ExoIris: fast exoplanet transmission spectroscopy in Python
Hannu Parviainen
TL;DR
ExoIris addresses the challenge of jointly analyzing heterogeneous exoplanet transit data by directly modeling two-dimensional spectrophotometric time series and inferring both wavelength-dependent and wavelength-independent parameters in a single framework. It achieves efficiency and flexibility by decoupling spectral resolution from data resolution with a knot-based radius-ratio interpolation and by leveraging RoadRunner for fast transit evaluations, along with GP-based noise modeling and TLSE/spots handling. The package supports complex joint analyses across instruments and epochs, including transit timing variations, instrumental offsets, and unocculted stellar heterogeneities, enabling robust, self-consistent transmission spectra and atmospheres.
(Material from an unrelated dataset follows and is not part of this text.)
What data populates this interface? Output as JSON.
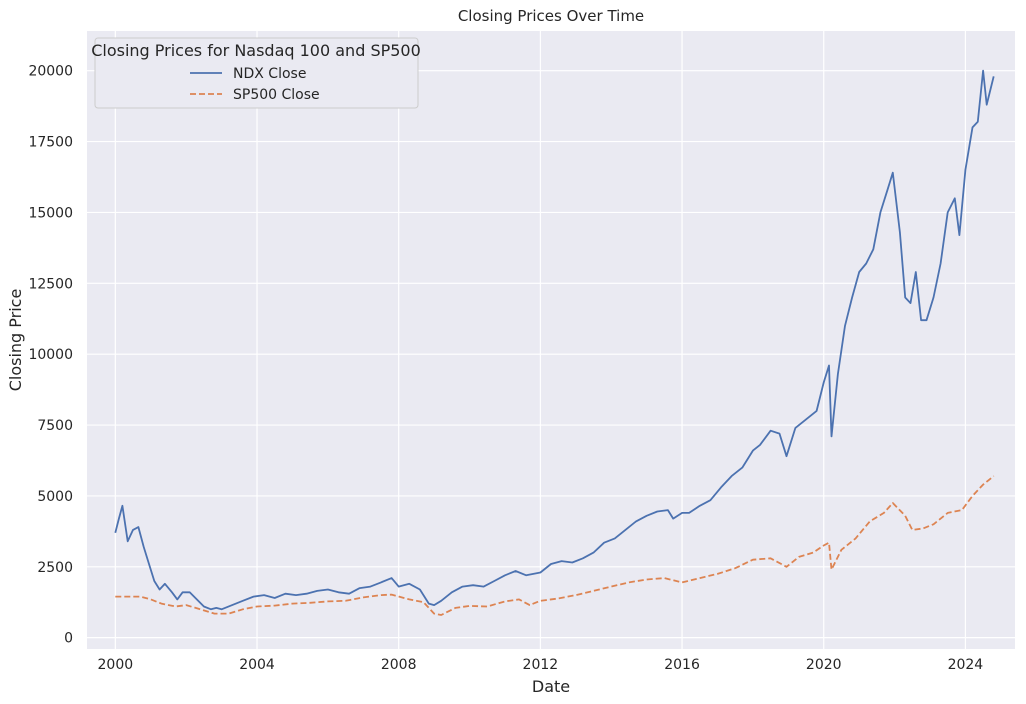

The WASP-39 b ERS example demonstrates accurate recovery of JWST spectra and stellar density, illustrating ExoIris’s practical impact for precise atmospheric retrieval and cross-instrument validation in exoplanet characterization.
Abstract
I present ExoIris, a user-friendly Python package for exoplanet transmission and emission spectroscopy. Unlike existing tools, ExoIris models two-dimensional spectrophotometric transit time series directly and supports the joint analysis of multiple datasets obtained with different instruments and at different epochs, as well as modeling stellar spot crossings and the influence of unocculted heterogeneities (the transit light source effect). These features enable a self-consistent estimation of both wavelength-independent and wavelength-dependent parameters. They offer a more robust workflow than the commonly used two-step approach, in which a "white" light curve is fitted first, and the transmission spectrum is then derived from independent fits constrained by the white-light solution. Despite its increased flexibility and robustness, ExoIris remains computationally efficient. A low-resolution transmission spectrum can be estimated from a single JWST NIRISS transit observation in ~5 minutes assuming white noise, and in ~15 minutes when accounting for time-correlated systematics using a Gaussian process noise model, on a standard desktop computer.